We often receive last-minute messages from frantic students (and sometimes teachers!) begging for good comments. Whether you’re writing questions for your classmates to answer, or writing your comment for your individual profile, don’t despair! You’re not alone. We’ve got you covered.

If you’re in a rush, these questions are a great way to get started with your yearbook comment:

  • If this was an acceptance speech, who would you thank?
  • What do you plan to be doing in 10 years?
  • If your school were a person, what would they remember about you?

This is the basic outline of a killer yearbook comment. Even if you write nothing else, answering these questions will help you to leave a great lasting impression of the person you currently are.

If you’re organising a yearbook, share these questions with your classmates to help them with their message.

Thanks to all my mates and Ms. Middleton for being such legends the past few years. You’ll all be seeing me on TV in ten years, so make sure you remember the face. I think this school would remember me as the guy who made everyone smile, but I guess that’s for you to decide.”

That’s it. You’re done. However, if you feel like you still want to write more, or you don’t like the questions above, come with me on…

A trip down memory lane

Chances are, you’ve been at school for years. You’ve had thousands of lessons with the same unlikely crew of friends (and frenemies). Along the way, you must have picked up a lot of memories.

Which experiences stand out from the rest of the pack? What still makes you laugh today when you think about it? What shared experience helped to bring the whole class together?

Basically, what’s your favourite school memory? You might not remember it in 20 years’ time, but if you write it down now, you’ll have it forever. Just remember to respect your classmates; this is their yearbook too, and they don’t want you to write about that really embarrassing thing that happened to them in Year 9. (Remember that? Gross.)

Here’s some magic school moments to help fire up your memory’s hard drive:

  • The school play that had everyone in tears.
  • The school trip from hell.
  • The time the score came down to the wire.
  • The great banter you had in your chemistry lessons.
  • The time that pigeon broke into assembly.

Remember the time that pigeon got in to assembly and divebombed Ms. Middleton?”

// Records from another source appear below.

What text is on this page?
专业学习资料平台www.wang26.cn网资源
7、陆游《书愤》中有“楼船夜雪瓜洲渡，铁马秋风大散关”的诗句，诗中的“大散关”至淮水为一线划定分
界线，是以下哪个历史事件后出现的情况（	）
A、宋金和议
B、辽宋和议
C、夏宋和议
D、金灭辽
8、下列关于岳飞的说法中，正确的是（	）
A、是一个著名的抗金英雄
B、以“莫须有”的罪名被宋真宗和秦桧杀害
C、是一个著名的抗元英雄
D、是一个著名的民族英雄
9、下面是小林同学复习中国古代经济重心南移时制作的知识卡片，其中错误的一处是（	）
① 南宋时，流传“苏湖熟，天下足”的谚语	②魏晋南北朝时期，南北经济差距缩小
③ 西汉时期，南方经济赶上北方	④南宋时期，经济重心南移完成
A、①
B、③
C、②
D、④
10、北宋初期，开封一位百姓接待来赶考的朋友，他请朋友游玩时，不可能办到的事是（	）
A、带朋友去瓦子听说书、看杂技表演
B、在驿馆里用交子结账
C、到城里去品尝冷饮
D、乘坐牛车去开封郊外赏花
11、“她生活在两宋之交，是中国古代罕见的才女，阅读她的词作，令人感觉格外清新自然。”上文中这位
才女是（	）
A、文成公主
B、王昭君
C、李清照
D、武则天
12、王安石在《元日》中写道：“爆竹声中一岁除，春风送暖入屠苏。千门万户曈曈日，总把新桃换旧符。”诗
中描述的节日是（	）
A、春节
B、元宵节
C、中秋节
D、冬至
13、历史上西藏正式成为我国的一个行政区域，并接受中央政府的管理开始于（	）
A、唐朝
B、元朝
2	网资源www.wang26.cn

Feeling inspired? If not, it’s always okay to…

Borrow from the greats

We stand on the shoulders of giants. There’s no shame in borrowing a meaningful sentiment from somebody else; you’re just building on what they’ve done.

Maybe something your favourite teacher once said has always stuck with you. Maybe your friend has a saying that you feel is particularly appropriate.

I’ve had a pretty great time here, but it’s like Ms Middleton always used to say: ‘Sometimes you’re the pigeon, and sometimes you’re the statue’. I guess she was the statue that day in assembly.”

Or maybe you don’t remember anything like that, and just want a list of good quotes to pick from. That’s okay too; we’ve got you covered here.

Warning: You must read this!

If you’ve read this far, you’re in danger. You might have been picking up bits and pieces of comment from the advice above, but if you’ve taken everything onboard, your yearbook comment is going to be longer than the summer holidays (and trust me, you’re really going to miss having those in the years to come).

You need to be selective, or you’re going to end up writing the longest yearbook comment known to mankind. The amount you can write varies between yearbook projects, but in general, around 40-80 words is a good amount.

Whatever you write in your yearbook, make sure it’s personal to you, and that what you’ve written doesn’t single anyone out in a mean way (unless it’s Ms. Middleton and the great pigeon fiasco of 2017).

Finally, don’t write in-jokes. It might be funny to you now, but it’ll make no sense when you come back to read it later on, and in-jokes exclude other yearbook owners from having a solid memory of you.

That’s it. I’m going to take my own advice, and leave you with a relevant quote from Maya Angelou:

People will forget what you said, people will forget what you did, but people will never forget how you made them feel.”